A jury in Salem Superior Court awarded Aleo’s estate $20.6 million in 2011, including $2.5 million in anticipated lost income from Aleo’s career in advertising and marketing, $100,000 for pain and suffering before her death and $18 million in punitive damages. Toys R Us argues that the $18 million in punitive damages was “grossly excessive.”
Lawyers for Aleo’s husband say pool slides have been subject to a federal safety standard since 1976. The standard applies to all pool slides, no matter what they are made of, said Benjamin Zimmermann, a Boston attorney who represents Michael Aleo.
Toys R Us, however, says the standard was only meant to apply to rigid slides, not the flexible, inflatable slides that have become popular in recent years.
“Inflatable slides did not exist (when the regulation was put in place),” Toys R Us lawyers argue in a legal brief filed in its appeal.
The company said the regulation “established performance standards that were designed for rigid slides and that could not be met by an air-filled slide made of fabric like the Inflatable Slide.”
But Aleo’s family says the regulation applies to all swimming pool slides “regardless of the materials of manufacture or structural characteristics.”
The slide had an instruction manual and small warning label near the climbing footholds that said the weight limit was 200 pounds, but the safety standard required that slides should be able to support up to 350 pounds. Aleo weighed 148 pounds, according to testimony at the trial.
A spokeswoman for Toys R Us said the Wayne, N.J.-based company has a policy of not commenting on pending litigation.
In its appeal brief, Toys R Us said the trial judge refused to allow testimony that Aleo had misused the slide and that some witnesses said she had “jumped” or “dived” off the slide head first.
Zimmermann, however, said that witnesses who testified during the trial said Aleo had slid down the slide.
Michael Aleo’s aunt and uncle purchased the slide from Toys R Us through Amazon.com. Toys R Us had imported the slides from China, where they were manufactured.
“It was never tested. It carried no required certification that it had been so tested,” Zimmermann said.
“Under the federal Consumer Product Safety Commission standards and the Consumer Product Safety Act, products that come into the country without a certification that it’s been tested to its applicable standards, the sale of that kind of product is unlawful,” he said.
The commission announced in May 2012 that Toys R Us and Wal-Mart stores were recalling the slides, citing Aleo’s death and injuries suffered by two other people, including a 24-year-old man from Springfield, Mo., who became a quadriplegic and a woman from Allentown, Pa., who fractured her neck.
The Aleo case has drawn the attention of the Toy Industry Association Inc., a trade group whose nearly 600 members account for about 85 percent of the annual U.S. domestic toy market. The group filed a friend-of-the-court brief supporting Toys R Us in its position that the consumer safety regulation does not apply to inflatable pool slides.

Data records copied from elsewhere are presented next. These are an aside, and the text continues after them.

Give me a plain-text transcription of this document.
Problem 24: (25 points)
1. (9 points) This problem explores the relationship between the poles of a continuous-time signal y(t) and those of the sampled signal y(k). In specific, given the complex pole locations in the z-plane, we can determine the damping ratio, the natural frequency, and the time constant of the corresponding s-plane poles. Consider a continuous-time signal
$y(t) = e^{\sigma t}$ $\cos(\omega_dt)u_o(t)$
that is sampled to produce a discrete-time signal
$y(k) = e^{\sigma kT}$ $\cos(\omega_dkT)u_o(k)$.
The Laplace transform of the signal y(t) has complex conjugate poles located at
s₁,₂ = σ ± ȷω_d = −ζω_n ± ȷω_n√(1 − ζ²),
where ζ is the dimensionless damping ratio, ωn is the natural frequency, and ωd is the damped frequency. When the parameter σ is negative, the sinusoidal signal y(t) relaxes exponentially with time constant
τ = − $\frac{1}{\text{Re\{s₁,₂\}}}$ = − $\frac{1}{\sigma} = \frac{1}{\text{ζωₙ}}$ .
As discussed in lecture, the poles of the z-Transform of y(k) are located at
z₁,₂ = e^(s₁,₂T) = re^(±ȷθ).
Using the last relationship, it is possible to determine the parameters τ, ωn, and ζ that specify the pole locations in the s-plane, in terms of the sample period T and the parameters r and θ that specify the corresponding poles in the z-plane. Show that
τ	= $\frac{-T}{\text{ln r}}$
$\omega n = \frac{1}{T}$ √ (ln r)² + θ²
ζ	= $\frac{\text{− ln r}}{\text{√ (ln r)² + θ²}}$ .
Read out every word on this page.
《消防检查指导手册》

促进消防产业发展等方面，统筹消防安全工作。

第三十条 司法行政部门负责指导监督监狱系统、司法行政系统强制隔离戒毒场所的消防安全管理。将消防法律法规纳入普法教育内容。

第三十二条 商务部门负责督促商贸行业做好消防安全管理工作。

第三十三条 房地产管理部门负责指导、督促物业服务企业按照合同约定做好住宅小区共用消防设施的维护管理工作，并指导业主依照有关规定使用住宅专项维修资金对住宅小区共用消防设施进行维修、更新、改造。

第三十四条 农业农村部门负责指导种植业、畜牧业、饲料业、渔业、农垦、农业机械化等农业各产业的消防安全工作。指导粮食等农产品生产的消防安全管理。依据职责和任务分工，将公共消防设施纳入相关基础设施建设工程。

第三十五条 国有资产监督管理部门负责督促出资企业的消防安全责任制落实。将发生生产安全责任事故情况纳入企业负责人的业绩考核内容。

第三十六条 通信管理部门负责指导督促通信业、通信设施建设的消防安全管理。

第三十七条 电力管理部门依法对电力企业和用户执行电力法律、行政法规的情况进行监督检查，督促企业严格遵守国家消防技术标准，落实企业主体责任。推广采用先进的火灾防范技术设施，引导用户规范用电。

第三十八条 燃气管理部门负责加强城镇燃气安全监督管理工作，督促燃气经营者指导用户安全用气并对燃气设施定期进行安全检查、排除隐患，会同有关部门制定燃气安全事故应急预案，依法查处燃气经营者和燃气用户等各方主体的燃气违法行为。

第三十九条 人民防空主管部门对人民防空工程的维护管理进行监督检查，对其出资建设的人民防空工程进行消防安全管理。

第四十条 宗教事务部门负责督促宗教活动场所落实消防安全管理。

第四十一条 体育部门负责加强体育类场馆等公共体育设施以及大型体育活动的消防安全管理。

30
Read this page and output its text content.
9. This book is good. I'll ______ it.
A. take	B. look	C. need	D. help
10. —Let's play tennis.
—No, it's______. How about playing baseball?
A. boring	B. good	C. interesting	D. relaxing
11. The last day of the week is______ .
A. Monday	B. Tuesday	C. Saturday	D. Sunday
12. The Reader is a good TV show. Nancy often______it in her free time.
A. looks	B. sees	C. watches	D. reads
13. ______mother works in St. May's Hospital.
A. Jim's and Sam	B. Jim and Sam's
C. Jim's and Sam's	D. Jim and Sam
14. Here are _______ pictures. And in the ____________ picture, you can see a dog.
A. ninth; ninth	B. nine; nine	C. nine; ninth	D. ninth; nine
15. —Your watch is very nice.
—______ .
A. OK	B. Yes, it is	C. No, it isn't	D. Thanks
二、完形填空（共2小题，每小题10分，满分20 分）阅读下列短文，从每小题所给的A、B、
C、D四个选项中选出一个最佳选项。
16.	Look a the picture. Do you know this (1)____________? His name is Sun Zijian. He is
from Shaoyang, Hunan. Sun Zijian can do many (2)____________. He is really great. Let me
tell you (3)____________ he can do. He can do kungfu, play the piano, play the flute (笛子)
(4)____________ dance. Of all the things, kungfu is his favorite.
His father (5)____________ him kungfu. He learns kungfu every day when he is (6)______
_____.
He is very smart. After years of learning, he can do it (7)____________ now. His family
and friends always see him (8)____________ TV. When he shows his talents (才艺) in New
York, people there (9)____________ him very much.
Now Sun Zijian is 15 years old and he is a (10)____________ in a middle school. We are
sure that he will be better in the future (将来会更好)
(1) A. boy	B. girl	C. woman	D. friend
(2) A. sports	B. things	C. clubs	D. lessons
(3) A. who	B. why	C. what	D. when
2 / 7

The group says the safety commission never considered applying the rule to “constant air inflatable” slides because they didn’t exist when the rule was written in the 1970s.
“In any event, the safety hazard that plaintiff alleged — injury due to the loss of air pressure — was not among the risks that the Commission considered,” the group argues in its brief.
The group says applying the regulation to inflatable slides “goes beyond Congress’s authorization for consumer product safety rules.”